Software Architecture

rapyuta.io recommends a modularized software architecture design. This implies responsibilities are divided across various packages because a modularised software is easy to maintain, share, and scale.

Turtlesim is composed of four packages. They are:

  • User Interface
    An interactive, web-based user interface for visualizing the state of the Turtles and for passing control commands to the Turtles.
  • Command Center
    A central node for registering Turtles, as well as a router for passing commands and telemetry messages between the User Interface and the Turtles.
  • Turtle
    A package that emulates the behavior of an autonomous ground vehicle with non-holonomic constraints and two distance sensors through the Simulator. There can be multiple instances of this component, each representing a single robot entity.
  • Simulator
    A package that simulates the physical dynamics of 2D robots and their sensors.

The below diagram illustrates how these packages are interconnected. The arrows represent the direction of information flow between the package.

Interconnected packages

In ROS terminology, each package (apart from the User Interface) is a node. The following diagram illustrates the information that is passed between the nodes.

Packages as Nodes

Each of these nodes (including the User Interface) will be deployed as a package on rapyuta.io. These packages will pass the same information to one another, except that they will do so in the cloud.

Interfaces

Defining interfaces for a package is one of the critical steps during package creation. A package’s interface determines how it may interact with other packages.

You can define component-level interfaces such as endpoints, ROS topics (publisher), ROS services and/or ROS actions. Furthermore, you can define package-level interfaces such as ROS topics (subscriber), ROS services and/or ROS actions.

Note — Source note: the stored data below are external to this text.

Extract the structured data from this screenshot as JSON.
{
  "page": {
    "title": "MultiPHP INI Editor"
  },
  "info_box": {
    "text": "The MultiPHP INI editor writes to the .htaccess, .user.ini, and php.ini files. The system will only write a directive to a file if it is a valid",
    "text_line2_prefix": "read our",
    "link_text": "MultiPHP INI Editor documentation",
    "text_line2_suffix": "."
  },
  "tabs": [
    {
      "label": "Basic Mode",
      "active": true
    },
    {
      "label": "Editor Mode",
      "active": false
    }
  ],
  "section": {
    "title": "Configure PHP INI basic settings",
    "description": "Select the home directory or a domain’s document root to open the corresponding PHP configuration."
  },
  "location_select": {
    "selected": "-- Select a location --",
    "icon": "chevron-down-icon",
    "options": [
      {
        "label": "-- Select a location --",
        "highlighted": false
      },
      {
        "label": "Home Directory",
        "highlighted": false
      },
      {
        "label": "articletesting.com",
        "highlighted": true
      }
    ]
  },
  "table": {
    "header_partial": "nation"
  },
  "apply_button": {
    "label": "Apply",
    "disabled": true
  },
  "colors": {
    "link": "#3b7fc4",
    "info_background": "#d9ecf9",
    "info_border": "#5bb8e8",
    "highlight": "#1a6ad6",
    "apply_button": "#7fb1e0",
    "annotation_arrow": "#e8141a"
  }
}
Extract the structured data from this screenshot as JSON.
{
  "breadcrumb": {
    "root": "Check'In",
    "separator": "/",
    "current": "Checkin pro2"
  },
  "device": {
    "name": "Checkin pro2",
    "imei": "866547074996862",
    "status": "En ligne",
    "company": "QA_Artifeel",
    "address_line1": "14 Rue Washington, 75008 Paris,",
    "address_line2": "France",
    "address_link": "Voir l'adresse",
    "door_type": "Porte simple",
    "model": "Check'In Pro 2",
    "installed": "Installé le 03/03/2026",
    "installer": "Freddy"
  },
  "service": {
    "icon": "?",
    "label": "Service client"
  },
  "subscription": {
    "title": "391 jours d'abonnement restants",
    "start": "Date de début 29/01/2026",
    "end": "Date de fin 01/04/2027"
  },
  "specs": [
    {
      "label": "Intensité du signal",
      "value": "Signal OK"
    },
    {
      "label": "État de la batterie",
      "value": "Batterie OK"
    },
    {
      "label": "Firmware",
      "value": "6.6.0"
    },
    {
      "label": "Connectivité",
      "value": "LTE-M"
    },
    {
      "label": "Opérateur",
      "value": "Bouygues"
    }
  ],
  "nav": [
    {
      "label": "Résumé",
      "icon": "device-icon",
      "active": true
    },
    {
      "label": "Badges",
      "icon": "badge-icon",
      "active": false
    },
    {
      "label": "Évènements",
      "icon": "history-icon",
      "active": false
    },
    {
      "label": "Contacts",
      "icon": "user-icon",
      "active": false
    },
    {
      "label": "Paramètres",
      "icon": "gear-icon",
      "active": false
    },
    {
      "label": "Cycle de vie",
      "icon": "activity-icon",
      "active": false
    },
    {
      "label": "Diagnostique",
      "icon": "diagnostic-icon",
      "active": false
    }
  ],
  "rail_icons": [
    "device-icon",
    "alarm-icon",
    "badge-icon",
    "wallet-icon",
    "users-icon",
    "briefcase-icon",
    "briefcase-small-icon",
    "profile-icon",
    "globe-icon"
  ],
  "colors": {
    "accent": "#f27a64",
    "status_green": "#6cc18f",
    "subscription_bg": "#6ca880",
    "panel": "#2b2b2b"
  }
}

Package-level inbound interface vs Component-level interface

There may be multiple instances (or deployments) of Turtle. Each Turtle instance publishes the /sim/cmd_vel ROS topic. The Simulator subscribes to the /sim/cmd_vel topic. You’ll define an inbound ROS topic interface for /sim/cmd_vel to help Simulator recognize the different Turtle instances.

In general, if you have a Package-A that expects data from Package-B, and there can be multiple deployments of Package-B, you must list the expected data interfaces as inbound interfaces at the package-level.

Dependent deployment

Package A depends on Package B, that is Package B is a dependent deployment of Package A. The arrow in the diagram represents the dependency relationship. Package B injects configuration parameters and/or network endpoints into Package A as environment variables.

Modal dependent deployment

Dependent deployment is a design pattern when you want to loosely couple packages having different instantiated life cycles.

A deployment of User Interface relies on that of Command Center. Hence, Command Center is a dependent deployment of the User Interface. Similarly, a deployment of Command Center depends on that of Simulator, and therefore, Simulator is a dependent deployment of Command Center. However, Simulator is independent of any other deployment.

The table summarises dependency relationships between all of the packages in Turtlesim tutorial.

Package Dependent Deployment(s)
Simulator None
Command Center Simulator
User Interface Command Center
Turtle Command Center, Simulator

The below diagram illustrates the dependencies among packages in Turtlesim tutorial.

Dependent deployments block diagram

You may find it instructive to execute the Turtlesim tutorial locally on your machine. A reference implementation together with execution instructions is found in the GitHub repository and Docker registry.